Neil Craig Walker (born 5 July 1960) is a Scottish lawyer who is currently the Regius Professor of Public Law and the Law of Nature and Nations at the School of Law of the University of Edinburgh. in 2009 he completed a review for the Scottish Government into the final appellate jurisdiction of the Scottish legal system.

==Early life==
Neil Walker studied at the School of Law of the University of Strathclyde, graduating with a First class LL.B. in 1981. He taught public law at the University of Edinburgh from 1986 to 1996, obtaining a Ph.D. from the University of Strathclyde's Department of Human Resource Management, entitled Police culture and organisation, in 1991.

==Career==
In 1996, he was appointed Professor of Legal and Constitutional Theory at the School of Law of the University of Aberdeen, and in 2000 moved to the European University Institute in Florence, where he was Professor of European Law, and served as dean of studies from 2002 to 2005. In 2008, he returned to Edinburgh as Professor of Public Law and the Law of Nature and Nations, succeeding Sir Neil MacCormick. His research interests lie mainly in constitutional theory, as well as the relationship between security, legal order and political community.

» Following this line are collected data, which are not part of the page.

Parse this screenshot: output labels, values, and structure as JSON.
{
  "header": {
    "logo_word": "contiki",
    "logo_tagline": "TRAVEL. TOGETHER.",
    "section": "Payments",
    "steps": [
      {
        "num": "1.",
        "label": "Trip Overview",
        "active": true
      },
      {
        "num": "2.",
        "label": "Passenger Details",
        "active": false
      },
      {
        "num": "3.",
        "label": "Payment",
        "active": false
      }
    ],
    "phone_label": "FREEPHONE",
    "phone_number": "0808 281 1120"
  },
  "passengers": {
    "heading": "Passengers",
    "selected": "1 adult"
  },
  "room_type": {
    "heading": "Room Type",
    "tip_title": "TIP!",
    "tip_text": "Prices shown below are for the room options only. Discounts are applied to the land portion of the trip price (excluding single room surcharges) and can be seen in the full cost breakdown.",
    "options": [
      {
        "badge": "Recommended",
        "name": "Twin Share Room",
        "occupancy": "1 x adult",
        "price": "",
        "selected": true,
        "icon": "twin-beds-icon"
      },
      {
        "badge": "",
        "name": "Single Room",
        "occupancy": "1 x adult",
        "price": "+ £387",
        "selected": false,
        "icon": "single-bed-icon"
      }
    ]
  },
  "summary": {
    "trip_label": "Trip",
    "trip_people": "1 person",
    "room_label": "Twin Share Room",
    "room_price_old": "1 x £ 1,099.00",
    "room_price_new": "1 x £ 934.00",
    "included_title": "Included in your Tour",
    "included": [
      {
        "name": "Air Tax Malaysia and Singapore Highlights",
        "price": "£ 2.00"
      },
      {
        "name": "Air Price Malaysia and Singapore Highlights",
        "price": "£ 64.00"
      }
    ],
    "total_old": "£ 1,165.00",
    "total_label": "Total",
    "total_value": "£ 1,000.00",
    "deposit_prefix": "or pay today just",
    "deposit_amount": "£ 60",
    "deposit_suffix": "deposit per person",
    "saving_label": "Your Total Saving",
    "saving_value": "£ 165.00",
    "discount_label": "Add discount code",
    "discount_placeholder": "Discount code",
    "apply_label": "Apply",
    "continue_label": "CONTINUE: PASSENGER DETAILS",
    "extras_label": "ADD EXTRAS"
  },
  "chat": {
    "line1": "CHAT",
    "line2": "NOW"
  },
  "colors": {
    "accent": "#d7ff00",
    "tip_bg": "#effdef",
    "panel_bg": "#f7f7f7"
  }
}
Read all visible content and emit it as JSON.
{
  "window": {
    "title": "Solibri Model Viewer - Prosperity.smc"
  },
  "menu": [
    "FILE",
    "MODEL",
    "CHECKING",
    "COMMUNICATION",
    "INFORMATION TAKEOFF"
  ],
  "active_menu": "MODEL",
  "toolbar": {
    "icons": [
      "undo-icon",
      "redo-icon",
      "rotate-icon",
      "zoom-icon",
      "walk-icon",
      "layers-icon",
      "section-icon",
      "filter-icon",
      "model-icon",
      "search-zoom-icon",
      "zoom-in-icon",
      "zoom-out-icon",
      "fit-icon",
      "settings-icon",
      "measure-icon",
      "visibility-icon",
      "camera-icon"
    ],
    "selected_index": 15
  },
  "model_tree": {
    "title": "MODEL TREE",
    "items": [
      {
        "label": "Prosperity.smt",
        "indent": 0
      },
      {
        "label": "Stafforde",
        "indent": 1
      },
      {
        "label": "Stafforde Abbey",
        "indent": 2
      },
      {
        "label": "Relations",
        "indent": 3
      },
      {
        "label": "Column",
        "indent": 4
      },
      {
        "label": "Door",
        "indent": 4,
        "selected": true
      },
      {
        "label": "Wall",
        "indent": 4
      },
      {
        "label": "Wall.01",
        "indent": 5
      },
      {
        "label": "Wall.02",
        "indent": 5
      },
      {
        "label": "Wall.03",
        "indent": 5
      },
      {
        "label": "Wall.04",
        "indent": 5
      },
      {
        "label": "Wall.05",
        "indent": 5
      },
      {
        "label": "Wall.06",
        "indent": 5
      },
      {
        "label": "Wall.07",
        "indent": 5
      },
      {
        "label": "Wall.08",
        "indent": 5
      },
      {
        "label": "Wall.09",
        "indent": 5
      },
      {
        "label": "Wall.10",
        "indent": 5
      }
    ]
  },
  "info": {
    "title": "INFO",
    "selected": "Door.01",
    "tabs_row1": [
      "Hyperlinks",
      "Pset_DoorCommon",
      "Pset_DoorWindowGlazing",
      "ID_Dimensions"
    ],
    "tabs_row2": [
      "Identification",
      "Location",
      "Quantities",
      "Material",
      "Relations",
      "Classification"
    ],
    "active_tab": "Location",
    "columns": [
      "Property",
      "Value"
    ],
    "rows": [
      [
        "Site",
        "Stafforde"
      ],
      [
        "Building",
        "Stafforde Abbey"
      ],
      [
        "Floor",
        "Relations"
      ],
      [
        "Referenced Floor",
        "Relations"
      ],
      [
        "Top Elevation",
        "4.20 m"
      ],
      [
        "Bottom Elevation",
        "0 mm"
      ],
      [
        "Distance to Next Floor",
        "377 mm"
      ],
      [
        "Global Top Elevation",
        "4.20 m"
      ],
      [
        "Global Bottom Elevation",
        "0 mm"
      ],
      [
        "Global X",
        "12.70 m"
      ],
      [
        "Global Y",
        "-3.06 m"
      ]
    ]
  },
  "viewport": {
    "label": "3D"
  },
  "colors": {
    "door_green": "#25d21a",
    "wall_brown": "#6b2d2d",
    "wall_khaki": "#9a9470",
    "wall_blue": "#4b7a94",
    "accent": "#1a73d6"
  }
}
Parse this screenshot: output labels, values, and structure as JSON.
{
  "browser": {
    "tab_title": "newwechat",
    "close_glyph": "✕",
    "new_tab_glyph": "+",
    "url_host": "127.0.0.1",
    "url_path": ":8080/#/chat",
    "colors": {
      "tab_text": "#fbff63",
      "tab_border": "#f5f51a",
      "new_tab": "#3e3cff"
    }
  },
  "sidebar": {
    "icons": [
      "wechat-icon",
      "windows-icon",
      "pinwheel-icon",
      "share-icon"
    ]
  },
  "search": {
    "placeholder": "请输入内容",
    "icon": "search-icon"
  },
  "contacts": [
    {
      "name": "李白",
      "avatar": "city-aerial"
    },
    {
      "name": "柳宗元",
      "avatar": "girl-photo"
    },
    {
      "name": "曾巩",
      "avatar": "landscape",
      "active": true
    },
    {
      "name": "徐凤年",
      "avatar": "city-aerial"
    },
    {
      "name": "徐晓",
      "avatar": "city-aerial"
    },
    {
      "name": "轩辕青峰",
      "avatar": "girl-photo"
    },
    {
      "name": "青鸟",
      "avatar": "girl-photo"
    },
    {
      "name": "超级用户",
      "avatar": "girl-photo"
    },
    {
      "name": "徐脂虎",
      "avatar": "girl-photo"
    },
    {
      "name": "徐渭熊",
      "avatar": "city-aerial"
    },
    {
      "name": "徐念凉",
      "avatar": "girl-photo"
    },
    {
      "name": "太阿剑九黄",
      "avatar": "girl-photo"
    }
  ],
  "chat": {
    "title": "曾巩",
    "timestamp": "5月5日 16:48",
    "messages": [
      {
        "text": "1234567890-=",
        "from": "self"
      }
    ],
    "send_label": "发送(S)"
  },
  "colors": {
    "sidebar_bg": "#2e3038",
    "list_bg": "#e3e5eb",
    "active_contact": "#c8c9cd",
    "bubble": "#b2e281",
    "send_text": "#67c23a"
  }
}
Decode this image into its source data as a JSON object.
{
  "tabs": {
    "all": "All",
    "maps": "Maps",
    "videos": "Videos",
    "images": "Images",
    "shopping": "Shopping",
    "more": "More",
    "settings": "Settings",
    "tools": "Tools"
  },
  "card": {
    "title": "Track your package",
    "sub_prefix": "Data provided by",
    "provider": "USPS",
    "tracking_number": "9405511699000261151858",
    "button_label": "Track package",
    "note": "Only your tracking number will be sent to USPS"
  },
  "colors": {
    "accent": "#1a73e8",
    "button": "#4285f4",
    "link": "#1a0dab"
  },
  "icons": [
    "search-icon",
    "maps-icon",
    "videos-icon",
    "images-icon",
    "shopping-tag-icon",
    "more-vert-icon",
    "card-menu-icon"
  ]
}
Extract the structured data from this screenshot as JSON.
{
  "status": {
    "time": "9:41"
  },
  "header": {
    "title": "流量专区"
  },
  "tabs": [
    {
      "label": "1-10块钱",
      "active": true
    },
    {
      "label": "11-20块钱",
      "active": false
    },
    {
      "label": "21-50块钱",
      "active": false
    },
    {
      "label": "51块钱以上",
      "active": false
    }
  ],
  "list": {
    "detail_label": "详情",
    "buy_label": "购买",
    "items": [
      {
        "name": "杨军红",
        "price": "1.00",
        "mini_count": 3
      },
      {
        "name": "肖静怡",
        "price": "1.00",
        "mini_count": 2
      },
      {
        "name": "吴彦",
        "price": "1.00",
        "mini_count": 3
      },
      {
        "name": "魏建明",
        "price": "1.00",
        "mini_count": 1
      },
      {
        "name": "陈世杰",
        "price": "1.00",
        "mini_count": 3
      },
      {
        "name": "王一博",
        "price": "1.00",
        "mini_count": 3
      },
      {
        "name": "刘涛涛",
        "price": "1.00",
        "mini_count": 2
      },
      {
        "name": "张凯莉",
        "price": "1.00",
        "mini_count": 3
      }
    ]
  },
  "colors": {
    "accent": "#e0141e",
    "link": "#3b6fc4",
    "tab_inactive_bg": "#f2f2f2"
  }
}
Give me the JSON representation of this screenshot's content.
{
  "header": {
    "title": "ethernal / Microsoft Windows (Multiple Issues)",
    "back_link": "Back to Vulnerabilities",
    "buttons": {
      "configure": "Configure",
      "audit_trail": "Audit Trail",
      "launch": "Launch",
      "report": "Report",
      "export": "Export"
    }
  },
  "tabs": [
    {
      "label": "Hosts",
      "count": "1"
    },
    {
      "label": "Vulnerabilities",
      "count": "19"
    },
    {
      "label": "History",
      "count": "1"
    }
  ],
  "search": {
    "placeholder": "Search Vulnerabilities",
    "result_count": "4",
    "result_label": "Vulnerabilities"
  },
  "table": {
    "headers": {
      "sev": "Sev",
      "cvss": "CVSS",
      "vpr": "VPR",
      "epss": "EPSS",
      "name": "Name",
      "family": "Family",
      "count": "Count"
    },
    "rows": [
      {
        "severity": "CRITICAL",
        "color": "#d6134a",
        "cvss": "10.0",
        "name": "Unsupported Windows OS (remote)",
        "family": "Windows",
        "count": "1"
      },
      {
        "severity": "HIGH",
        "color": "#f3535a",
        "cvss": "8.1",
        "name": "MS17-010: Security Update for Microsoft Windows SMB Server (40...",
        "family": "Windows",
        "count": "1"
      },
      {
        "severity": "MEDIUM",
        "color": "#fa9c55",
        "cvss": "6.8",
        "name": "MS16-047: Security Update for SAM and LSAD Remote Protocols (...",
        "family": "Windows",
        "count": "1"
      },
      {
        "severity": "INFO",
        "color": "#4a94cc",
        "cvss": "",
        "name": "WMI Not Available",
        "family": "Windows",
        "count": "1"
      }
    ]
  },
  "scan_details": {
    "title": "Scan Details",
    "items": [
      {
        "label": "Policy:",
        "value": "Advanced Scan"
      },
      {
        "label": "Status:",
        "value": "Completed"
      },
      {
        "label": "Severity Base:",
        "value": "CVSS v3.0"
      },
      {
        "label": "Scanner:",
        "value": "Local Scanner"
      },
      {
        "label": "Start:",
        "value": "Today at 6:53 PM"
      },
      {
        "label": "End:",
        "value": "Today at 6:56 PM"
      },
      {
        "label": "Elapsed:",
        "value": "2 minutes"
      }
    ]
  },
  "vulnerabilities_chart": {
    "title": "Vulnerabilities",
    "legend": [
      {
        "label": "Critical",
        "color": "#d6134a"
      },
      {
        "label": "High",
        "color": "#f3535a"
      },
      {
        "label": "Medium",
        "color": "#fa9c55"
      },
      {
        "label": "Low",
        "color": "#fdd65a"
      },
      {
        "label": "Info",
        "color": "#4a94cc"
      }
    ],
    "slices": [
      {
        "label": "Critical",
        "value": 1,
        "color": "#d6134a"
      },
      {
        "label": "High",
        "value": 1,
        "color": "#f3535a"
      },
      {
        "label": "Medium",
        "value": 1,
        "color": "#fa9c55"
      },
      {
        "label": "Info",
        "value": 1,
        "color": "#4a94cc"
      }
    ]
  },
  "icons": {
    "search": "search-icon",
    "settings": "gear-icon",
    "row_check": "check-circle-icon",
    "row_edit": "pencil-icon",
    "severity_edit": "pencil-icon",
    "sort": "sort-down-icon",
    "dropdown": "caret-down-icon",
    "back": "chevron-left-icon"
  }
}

He has also held a number of visiting appointments, including as visiting professor in the department of philosophy, University of Tilburg, in 2000; visiting professor of law at Columbia Law School, Columbia University in 2005; Eugene Einaudi Chair of European Studies, Law School of Cornell University in 2007; and distinguished visiting professor of law, University of Toronto Faculty of Law, in 2007.

===Review of appellate jurisdiction===
On 15 December 2008, the Scottish Government announced Professor Walker had been appointed to conduct a review of final appellate jurisdiction in the Scottish legal system. Under current arrangements, it is possible to appeal from the Court of Session, Scotland's highest civil court, to the Supreme Court of the United Kingdom, but not from the High Court of Justiciary, which remains the highest criminal court. The review covers both the civil and criminal jurisdictions. Professor Walker completed his report in November 2009.